Luego, el silencio. Un silencio maravilloso, roto sólo por el sonido de la lluvia que entraba por la ventana del baño, empapándolo. Pedro apartó el edredón.
—¿Estás bien, Paula? —casi tenía miedo de preguntar.
—Sí, estoy bien.
—Gracias a Dios.
Consiguió incorporarse y mirar alrededor, pero no veía nada.Todo estaba a oscuras.
—Vamos a comprobar los daños.
—¿Crees que podemos salir de aquí?
—Parece que el tornado ha pasado muy cerca —en ese momento, volvió a sonar el móvil—. ¿Cristian?
—Sí, soy yo. ¿Están bien?
—Sí, pero creo que la cabaña está hecha polvo —suspiró Pedro, pasándose una mano por el pelo.
—Eso da igual. Diego va para allá en el jeep. Voy a llamar a Federico para decirle que están bien.
—Gracias, Cristian.
Cuando por fin consiguieron salir de] baño, los dos se quedaron de piedra. Había un árbol en medio del salón y faltaba parte del tejado. Todo estaba lleno de agua y barro.
—Qué horror. ¿Y si hubiéramos estado aquí? —murmuró Paula, llevándose una mano al corazón.
—Pero no estábamos aquí. Tú estás a salvo, nuestro niño está a salvo…
En ese momento oyeron un claxon.
—Es Diego. Vamos, Paula.
—¡Menos mal que no les ha pasado nada! Estábamos muy preocupados.
—Gracias por venir. Sí, ha sido tremendo.
El viaje pareció durar un siglo, pero por fin llegaron a casa. Después de despedirse de Diego Ramírez, Pedro subió los escalones del porche, apoyándose pesadamente en el bastón.
—Tienes que darte una ducha de agua caliente, Pau. Estás temblando.

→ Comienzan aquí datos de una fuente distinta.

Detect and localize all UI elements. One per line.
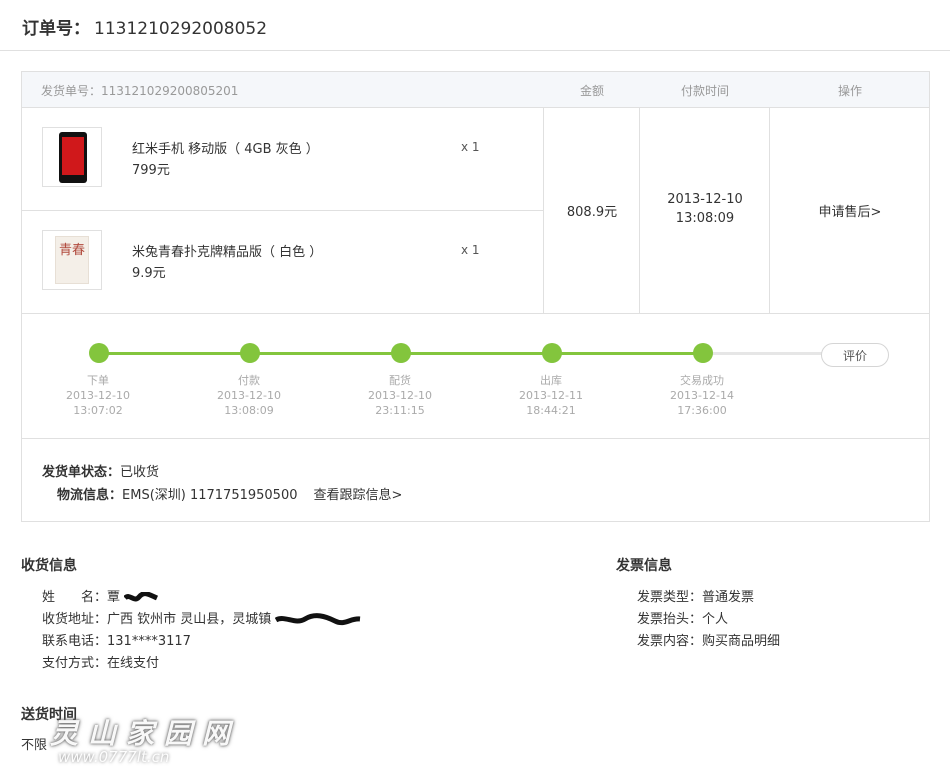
progress-dot-paid [240,343,260,363]
step-date: 2013-12-10 [368,389,432,402]
progress-dot-completed [693,343,713,363]
invoice-content-label: 发票内容： [637,634,703,649]
site-watermark: 灵山家园网 [50,717,241,750]
invoice-header-value: 个人 [702,612,729,627]
receiver-address-value: 广西 钦州市 灵山县，灵城镇 [107,612,272,627]
payment-method-value: 在线支付 [107,656,160,671]
item-quantity: x 1 [461,243,480,257]
after-sale-link[interactable]: 申请售后> [770,201,930,220]
receiver-phone-row: 联系电话：131****3117 [42,630,191,649]
shipment-card: 发货单号：113121029200805201 金额 付款时间 操作 红米手机 … [21,71,930,522]
invoice-content-row: 发票内容：购买商品明细 [637,630,780,649]
step-label: 出库 [540,374,562,387]
tracking-link[interactable]: 查看跟踪信息> [314,488,403,503]
invoice-type-label: 发票类型： [637,590,703,605]
item-name[interactable]: 米兔青春扑克牌精品版（ 白色 ） [132,241,322,260]
step-time: 18:44:21 [526,404,576,417]
step-label: 配货 [389,374,411,387]
divider [22,313,929,314]
payment-method-row: 支付方式：在线支付 [42,652,159,671]
invoice-header-row: 发票抬头：个人 [637,608,728,627]
shipment-status-row: 发货单状态：已收货 [42,461,159,480]
progress-dot-outbound [542,343,562,363]
action-column-header: 操作 [837,84,862,98]
logistics-row: 物流信息：EMS(深圳) 1171751950500 查看跟踪信息> [57,484,402,503]
review-button[interactable]: 评价 [821,343,889,367]
step-time: 23:11:15 [375,404,425,417]
receiver-section-title: 收货信息 [21,558,77,574]
logistics-value: EMS(深圳) 1171751950500 [122,488,298,503]
step-label: 付款 [238,374,260,387]
progress-step: 付款 2013-12-10 13:08:09 [194,373,304,418]
product-thumbnail-phone[interactable] [42,127,102,187]
invoice-content-value: 购买商品明细 [702,634,781,649]
amount-column-header: 金额 [579,84,604,98]
invoice-type-value: 普通发票 [702,590,755,605]
step-time: 13:08:09 [224,404,274,417]
item-price: 799元 [132,163,170,178]
item-price: 9.9元 [132,266,166,281]
step-date: 2013-12-14 [670,389,734,402]
logistics-label: 物流信息： [57,488,123,503]
step-date: 2013-12-10 [217,389,281,402]
progress-dot-ordered [89,343,109,363]
progress-track-remaining [703,352,823,355]
progress-step: 交易成功 2013-12-14 17:36:00 [647,373,757,418]
receiver-phone-value: 131****3117 [107,634,191,649]
payment-date: 2013-12-10 [667,192,743,207]
divider [22,438,929,439]
divider [22,210,543,211]
step-date: 2013-12-11 [519,389,583,402]
invoice-type-row: 发票类型：普通发票 [637,586,754,605]
progress-dot-picking [391,343,411,363]
shipment-header: 发货单号：113121029200805201 金额 付款时间 操作 [22,72,929,108]
product-thumbnail-cards[interactable]: 青春 [42,230,102,290]
playing-cards-thumbnail-icon: 青春 [55,236,89,284]
receiver-phone-label: 联系电话： [42,634,108,649]
step-label: 下单 [87,374,109,387]
step-time: 17:36:00 [677,404,727,417]
invoice-section-title: 发票信息 [616,558,672,574]
shipment-status-value: 已收货 [120,465,160,480]
receiver-name-row: 姓 名：覃 [42,586,159,605]
delivery-time-value: 不限 [21,738,48,753]
step-time: 13:07:02 [73,404,123,417]
step-date: 2013-12-10 [66,389,130,402]
order-amount: 808.9元 [566,205,618,220]
payment-method-label: 支付方式： [42,656,108,671]
shipment-status-label: 发货单状态： [42,465,121,480]
shipment-number: 发货单号：113121029200805201 [41,84,239,98]
paytime-column-header: 付款时间 [680,84,729,98]
order-number-value: 1131210292008052 [94,19,268,39]
progress-step: 出库 2013-12-11 18:44:21 [496,373,606,418]
redaction-mark [275,612,361,625]
payment-time: 2013-12-10 13:08:09 [640,190,770,228]
receiver-address-row: 收货地址：广西 钦州市 灵山县，灵城镇 [42,608,361,627]
receiver-name-value: 覃 [107,590,121,605]
payment-clock: 13:08:09 [675,211,735,226]
order-number-heading: 订单号： 1131210292008052 [22,14,267,39]
item-quantity: x 1 [461,140,480,154]
item-name[interactable]: 红米手机 移动版（ 4GB 灰色 ） [132,138,319,157]
order-title-bar: 订单号： 1131210292008052 [0,0,950,51]
progress-step: 配货 2013-12-10 23:11:15 [345,373,455,418]
step-label: 交易成功 [680,374,724,387]
invoice-header-label: 发票抬头： [637,612,703,627]
redaction-mark [124,591,159,601]
order-number-label: 订单号： [22,19,90,39]
progress-step: 下单 2013-12-10 13:07:02 [43,373,153,418]
site-watermark-url: www.0777lt.cn [58,748,170,766]
receiver-name-label: 姓 名： [42,590,108,605]
phone-thumbnail-icon [59,132,87,183]
receiver-address-label: 收货地址： [42,612,108,627]
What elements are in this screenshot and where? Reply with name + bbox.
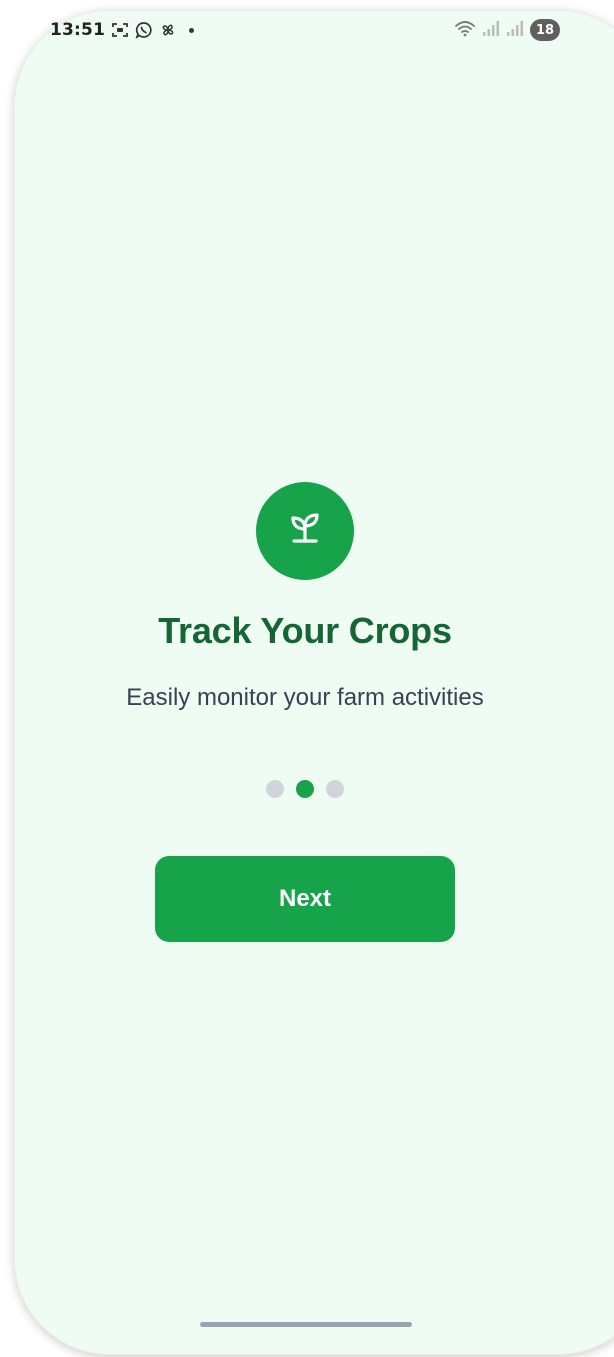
- phone-frame: [14, 10, 614, 1355]
- page-indicator: [0, 780, 610, 798]
- status-bar-right: 18: [454, 19, 560, 42]
- screen: 13:51 18 Track Your Crops Easily monitor…: [0, 0, 614, 1357]
- status-bar-left: 13:51: [50, 20, 195, 40]
- page-dot[interactable]: [326, 780, 344, 798]
- onboarding-subtitle: Easily monitor your farm activities: [126, 684, 484, 711]
- signal-icon: [482, 19, 500, 42]
- app-logo: [256, 482, 354, 580]
- signal-icon-2: [506, 19, 524, 42]
- status-bar: 13:51 18: [50, 16, 560, 44]
- whatsapp-icon: [135, 21, 153, 39]
- battery-indicator: 18: [530, 19, 560, 41]
- notification-dot: [189, 27, 195, 33]
- pinwheel-icon: [159, 21, 177, 39]
- onboarding-title: Track Your Crops: [158, 610, 452, 651]
- wifi-icon: [454, 19, 476, 42]
- home-indicator[interactable]: [200, 1322, 412, 1327]
- screenshot-icon: [111, 21, 129, 39]
- next-button[interactable]: Next: [155, 856, 455, 942]
- page-dot-active[interactable]: [296, 780, 314, 798]
- sprout-icon: [283, 507, 327, 556]
- status-time: 13:51: [50, 20, 106, 40]
- page-dot[interactable]: [266, 780, 284, 798]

Sin decir nada, ella entró en el cuarto de baño y se quitó el camisón que su madre había guardado para su noche de bodas. Su noche de bodas… Qué ironía, pensó. Podrían haber muerto aquella noche. Su hijo también. Su hijo… La emoción hizo que se pusiera a llorar de una forma tan desgarradora que le fallaron las piernas. Pero cuando estaba a punto de caer, unos fuertes brazos la levantaron.
—No pasa nada, cielo —oyó la voz de Pedro.
—Podríamos haber muerto —murmuró.
No le importaba que Pedro la viera desnuda. Sólo le importaba que estaba allí, con ella.
—Lo sé. Pero ya estamos a salvo. Los tres —musitó él, sacándola de la ducha y envolviéndola en una toalla—. Tienes que meterte en la cama, cariño.
Prácticamente saltando sobre la pierna derecha, la llevó al dormitorio y la ayudó a tumbarse, pero ella seguía temblando. Sacó entonces una camiseta del cajón y se la puso a toda prisa, pero Paula estaba muy pálida. Quizá debería llevarla al hospital, pensó.
—Tengo mucho frío…
—Lo sé, cariño. Espera, voy a secarte el pelo.
Pedro frotó su pelo vigorosamente con una toalla y luego sacó otra manta del armario.
—¿Mejor?
—No, sigo teniendo… Frío.
Entonces supo que debía llamar a Federico. Pero cuando iba a salir de la habitación, ella lo retuvo.
—No, por favor. No te vayas. Abrázame.
—Tengo los pantalones mojados, Pau.
—Quítatelos y métete en la cama conmigo.
Él obedeció y la estrechó en sus brazos para hacerla entrar en calor.
—¿Mejor ahora?
—Sí, estás tan calentito…
Pedro no se movía, pero ella parecía tener otras ideas. Y cuando le pasó una pierna por encima, creyó que se iba a desmayar.